My first evening alone with my two children involved me sitting on the landing floor, holding the screaming two-week-old baby in my arms while the toddler sobbed equally enthusiastically on the floor in front of me. I believe I might have offered her the wrong colour toothbrush. Who knows why he was crying? I thought about joining in (I frequently do) but this time I just leant back against the wall and tried to breathe for a moment with them wailing around me.
I’m not one of those women who enjoys the newborn phase. I didn’t with my firstborn, but then those months also included a healthy amount of Netflix binging while she fed, and summer strolls to get ice cream when I got bored with the monotony of it all. This time—my son is just eight weeks old now—I am trying to survive the same hard early months but with a lively and emotional toddler to keep healthy and happy at the same time. It seems like an impossible task most days.

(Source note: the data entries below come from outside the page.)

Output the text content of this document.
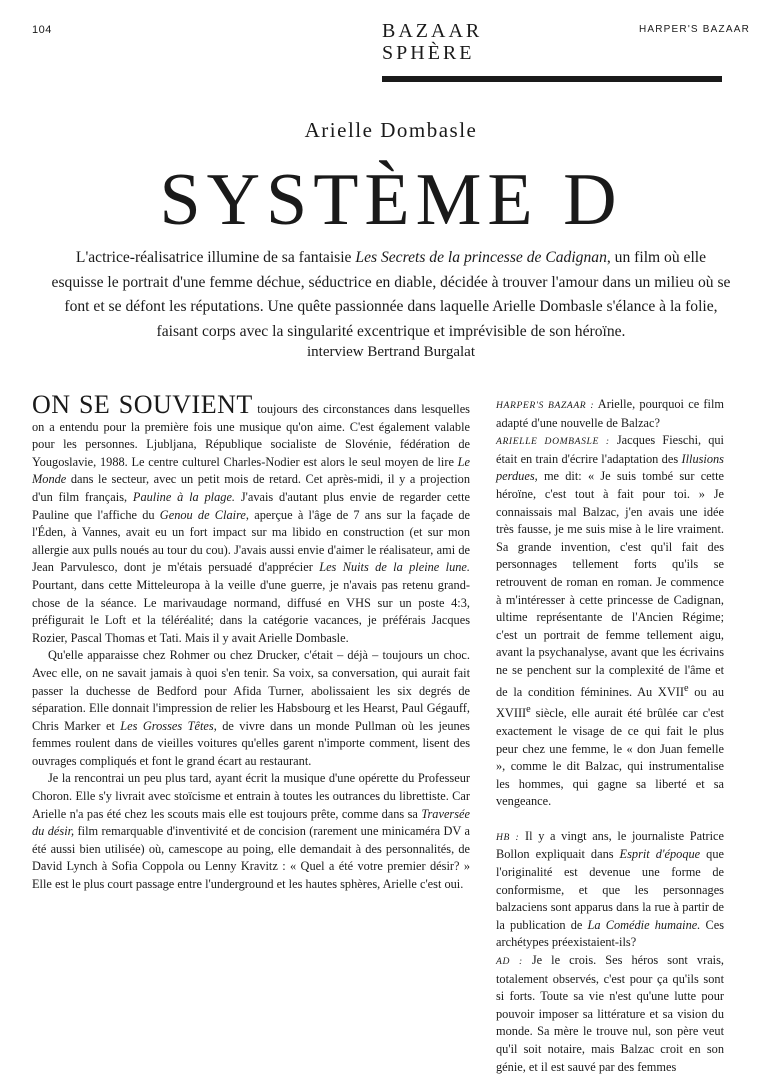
104	HARPER'S BAZAAR
BAZAAR
SPHÈRE
Arielle Dombasle
SYSTÈME D
L'actrice-réalisatrice illumine de sa fantaisie Les Secrets de la princesse de Cadignan, un film où elle esquisse le portrait d'une femme déchue, séductrice en diable, décidée à trouver l'amour dans un milieu où se font et se défont les réputations. Une quête passionnée dans laquelle Arielle Dombasle s'élance à la folie, faisant corps avec la singularité excentrique et imprévisible de son héroïne.
interview Bertrand Burgalat

ON SE SOUVIENT toujours des circonstances dans lesquelles on a entendu pour la première fois une musique qu'on aime. C'est également valable pour les personnes. Ljubljana, République socialiste de Slovénie, fédération de Yougoslavie, 1988. Le centre culturel Charles-Nodier est alors le seul moyen de lire Le Monde dans le secteur, avec un petit mois de retard. Cet après-midi, il y a projection d'un film français, Pauline à la plage. J'avais d'autant plus envie de regarder cette Pauline que l'affiche du Genou de Claire, aperçue à l'âge de 7 ans sur la façade de l'Éden, à Vannes, avait eu un fort impact sur ma libido en construction (et sur mon allergie aux pulls noués au tour du cou). J'avais aussi envie d'aimer le réalisateur, ami de Jean Parvulesco, dont je m'étais persuadé d'apprécier Les Nuits de la pleine lune. Pourtant, dans cette Mitteleuropa à la veille d'une guerre, je n'avais pas retenu grand-chose de la séance. Le marivaudage normand, diffusé en VHS sur un poste 4:3, préfigurait le Loft et la téléréalité; dans la catégorie vacances, je préférais Jacques Rozier, Pascal Thomas et Tati. Mais il y avait Arielle Dombasle.

Qu'elle apparaisse chez Rohmer ou chez Drucker, c'était – déjà – toujours un choc. Avec elle, on ne savait jamais à quoi s'en tenir. Sa voix, sa conversation, qui aurait fait passer la duchesse de Bedford pour Afida Turner, abolissaient les six degrés de séparation. Elle donnait l'impression de relier les Habsbourg et les Hearst, Paul Gégauff, Chris Marker et Les Grosses Têtes, de vivre dans un monde Pullman où les jeunes femmes roulent dans de vieilles voitures qu'elles garent n'importe comment, lisent des ouvrages compliqués et font le grand écart au restaurant.

Je la rencontrai un peu plus tard, ayant écrit la musique d'une opérette du Professeur Choron. Elle s'y livrait avec stoïcisme et entrain à toutes les outrances du librettiste. Car Arielle n'a pas été chez les scouts mais elle est toujours prête, comme dans sa Traversée du désir, film remarquable d'inventivité et de concision (rarement une minicaméra DV a été aussi bien utilisée) où, camescope au poing, elle demandait à des personnalités, de David Lynch à Sofia Coppola ou Lenny Kravitz : « Quel a été votre premier désir? » Elle est le plus court passage entre l'underground et les hautes sphères, Arielle c'est oui.

HARPER'S BAZAAR : Arielle, pourquoi ce film adapté d'une nouvelle de Balzac?

ARIELLE DOMBASLE : Jacques Fieschi, qui était en train d'écrire l'adaptation des Illusions perdues, me dit: « Je suis tombé sur cette héroïne, c'est tout à fait pour toi. » Je connaissais mal Balzac, j'en avais une idée très fausse, je me suis mise à le lire vraiment. Sa grande invention, c'est qu'il fait des personnages tellement forts qu'ils se retrouvent de roman en roman. Je commence à m'intéresser à cette princesse de Cadignan, ultime représentante de l'Ancien Régime; c'est un portrait de femme tellement aigu, avant la psychanalyse, avant que les écrivains ne se penchent sur la complexité de l'âme et de la condition féminines. Au XVIIe ou au XVIIIe siècle, elle aurait été brûlée car c'est exactement le visage de ce qui fait le plus peur chez une femme, le « don Juan femelle », comme le dit Balzac, qui instrumentalise les hommes, qui gagne sa liberté et sa vengeance.

HB : Il y a vingt ans, le journaliste Patrice Bollon expliquait dans Esprit d'époque que l'originalité est devenue une forme de conformisme, et que les personnages balzaciens sont apparus dans la rue à partir de la publication de La Comédie humaine. Ces archétypes préexistaient-ils?

AD : Je le crois. Ses héros sont vrais, totalement observés, c'est pour ça qu'ils sont si forts. Toute sa vie n'est qu'une lutte pour pouvoir imposer sa littérature et sa vision du monde. Sa mère le trouve nul, son père veut qu'il soit notaire, mais Balzac croit en son génie, et il est sauvé par des femmes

I’ve heard so many mothers say the move from one to two children was the hardest transition, and I’d agree so far. I feel stretched into impossible poses, trying to feed, clean, change, and entertain these two precious but demanding human beings. I stand in the middle of the living room, both little ones demanding my immediate attention, and wonder how on earth I’m supposed to choose between them, these two halves of my heart.
In the midst of all the nappies and muslins, I worry I am losing myself. Every minute of my day is spent caring for my children. I rarely have a moment where one of them is not in my arms or on my lap. I can’t tell you when my day ends or begins anymore because it blurs into one long stretch of time punctuated by difficult feedings and too-short sleeps.
I miss writing. I miss having conversation with an adult that isn’t interrupted every few minutes by the needs of a child. I miss leaving the house on my own. I miss being able to act on my dreams and ideas; everything is on hold for now.
But right there, in those moments when I have forgotten who I am, and my vision is blurred from tears and lack of sleep, there is a sisterhood that reminds me of my worth.
These women have brought over meals and brownies and flowers, have sat on my un-vacuumed floors and listened to me tell it all out. They have sent me cards and messages and a whole amazing babyshower-in-a-box. “I’m going to remind you of your own words to me,” one friend wrote to me, “You are a good mama and you are enough.”
Best of all, they’ve been my safe space. My space to say it real. My space to say the things which sound terrible coming out of my mouth, but I know need to be diffused by the grace and hope that these women will meet them with.
There’s a song by the beautiful singer Birdy that I has been ringing in my head this past week. The words speak to this sisterhood that keeps me going, that has been there through some of my darkest moments, before and since becoming a mother, to remind me of who I am when I have forgotten.
Hold tight; you’re slowly coming back to life
I’ll be keeping your head up, darling
I know your soul; I’ll be your home
Til you can breathe on your own
I know they are right, that this season, hard as it is, is a short one in the big picture of our lives. Their perspective and encouragement is what enables me to keep breathing, even as my toddler loudly mourns her pink toothbrush at my feet and my son yells to be relieved of his discomfort.
It’s this sisterhood that lets me celebrate each small moment of victory and enjoyment in the day, and it’s this sisterhood that helps me forgive myself and start over again for the hundredth time when it doesn’t go so well. They are the voice of the Spirit to me in this season when my hearing is impaired, and She is whispering to me the words one dear soul friend gave me: “You are walking this path well. And you are Enough.”